La polémica por el sistema de fotomultas suma un nuevo capítulo tras conocerse en detalle cómo funciona el modelo de distribución de los recursos, una revelación que ha generado inquietud y cuestionamientos entre conductores y sectores ciudadanos. Durante una reciente sesión en el Concejo Municipal, el asesor jurídico del Consorcio Tránsito amplió la información sobre el contrato y dejó en evidencia cifras que hoy están en el centro del debate público. Según lo expuesto, el acuerdo establece que el 75% de los ingresos generados por las cámaras corresponde al consorcio operador, mientras que el 25% restante es destinado al municipio. Este reparto, que abarca todo el objeto contractual, incluye no solo la instalación, sino también la operación integral del sistema, lo que implica costos técnicos, logísticos y administrativos permanentes. El vocero fue enfático en aclarar que este porcentaje no debe confundirse con el límite legal del 10% que puede recibir el operador privado como ganancia directa por la instalación y puesta en funcionamiento de los equipos. Es decir, aunque el consorcio maneje el 75% de los ingresos, su utilidad real está limitada por ley hasta que logre recuperar la inversión inicial. Para sustentar esta diferencia, explicó que el contrato contempla una “canasta de costos” mucho más amplia que va más allá de instalar cámaras. Dentro de estos gastos se incluyen el mantenimiento constante de los dispositivos, la validación y autenticación de los equipos, la transmisión de datos mediante servicios de internet, y todo el proceso técnico y operativo que garantiza el funcionamiento del sistema. Sin embargo, uno de los puntos más críticos es la incertidumbre sobre el tiempo en que se recuperará la inversión. El propio consorcio reconoce que no existe una fecha definida, ya que esto dependerá directamente del comportamiento de las infracciones y del número de comparendos impuestos. En otras palabras, el sistema se sostiene en función de cuánto incumplan las normas los conductores. Frente a esto, el consorcio insiste en que el objetivo principal no es recaudar dinero, sino salvar vidas. Según lo explicado, las cámaras fueron autorizadas en puntos identificados como críticos por su alta accidentalidad, tras estudios realizados por la administración municipal y avalados por la Agencia Nacional de Seguridad Vial.

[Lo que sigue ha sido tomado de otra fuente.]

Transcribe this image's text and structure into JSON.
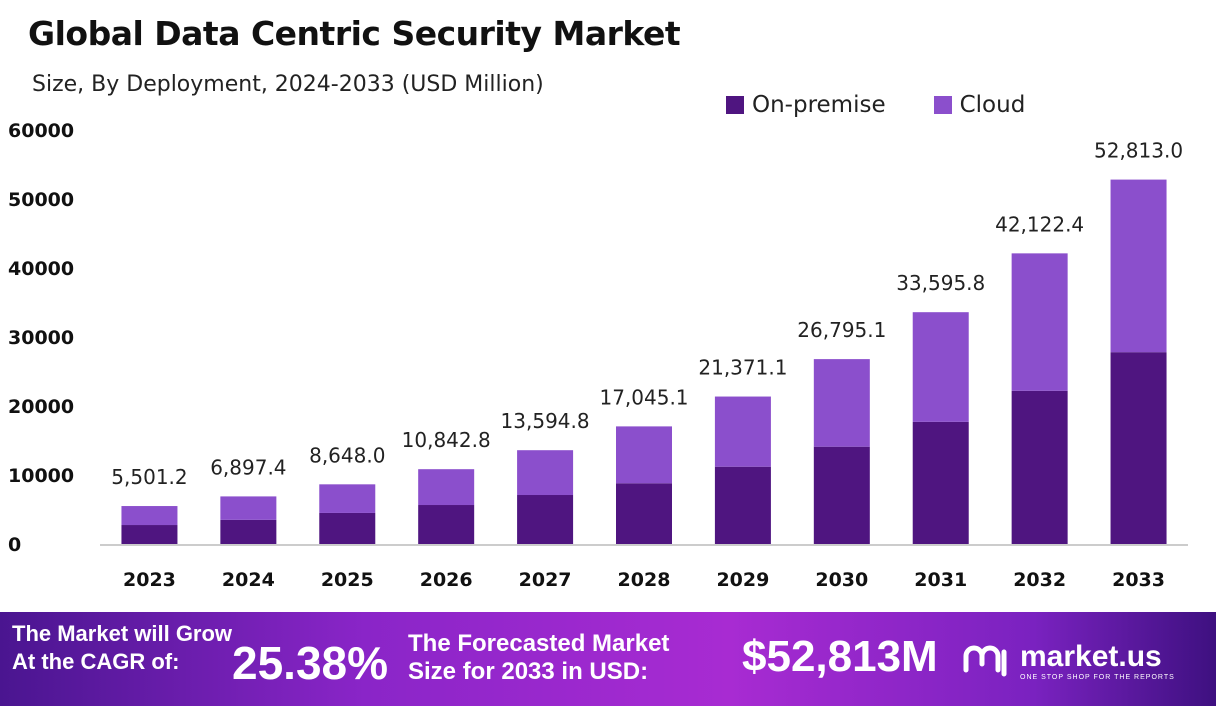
{
  "title": "Global Data Centric Security Market",
  "subtitle": "Size, By Deployment, 2024-2033 (USD Million)",
  "chart_data": {
    "type": "bar",
    "stacked": true,
    "categories": [
      "2023",
      "2024",
      "2025",
      "2026",
      "2027",
      "2028",
      "2029",
      "2030",
      "2031",
      "2032",
      "2033"
    ],
    "series": [
      {
        "name": "On-premise",
        "color": "#4f1580",
        "values": [
          2750,
          3500,
          4500,
          5650,
          7100,
          8800,
          11200,
          14100,
          17700,
          22200,
          27800
        ]
      },
      {
        "name": "Cloud",
        "color": "#8b4fcc",
        "values": [
          2751.2,
          3397.4,
          4148.0,
          5192.8,
          6494.8,
          8245.1,
          10171.1,
          12695.1,
          15895.8,
          19922.4,
          25013.0
        ]
      }
    ],
    "totals": [
      5501.2,
      6897.4,
      8648.0,
      10842.8,
      13594.8,
      17045.1,
      21371.1,
      26795.1,
      33595.8,
      42122.4,
      52813.0
    ],
    "total_labels": [
      "5,501.2",
      "6,897.4",
      "8,648.0",
      "10,842.8",
      "13,594.8",
      "17,045.1",
      "21,371.1",
      "26,795.1",
      "33,595.8",
      "42,122.4",
      "52,813.0"
    ],
    "yticks": [
      "0",
      "10000",
      "20000",
      "30000",
      "40000",
      "50000",
      "60000"
    ],
    "ylim": [
      0,
      60000
    ],
    "legend_placement": "top-right",
    "grid": false
  },
  "footer": {
    "grow_line1": "The Market will Grow",
    "grow_line2": "At the CAGR of:",
    "cagr": "25.38%",
    "forecast_line1": "The Forecasted Market",
    "forecast_line2": "Size for 2033 in USD:",
    "forecast_value": "$52,813M",
    "logo": "market.us",
    "tagline": "ONE STOP SHOP FOR THE REPORTS"
  }
}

Además, se reiteraron las dos razones fundamentales para la implementación del sistema: primero, la decisión de la administración de solicitar la habilitación de los puntos con base en cifras reales de siniestralidad; y segundo, la obligación contractual del consorcio de instalar y operar los equipos una vez obtenida dicha autorización.
Pese a estas explicaciones, el debate sigue creciendo. Para muchos ciudadanos, el hecho de que la recuperación de la inversión dependa del número de multas genera desconfianza sobre el verdadero enfoque del sistema.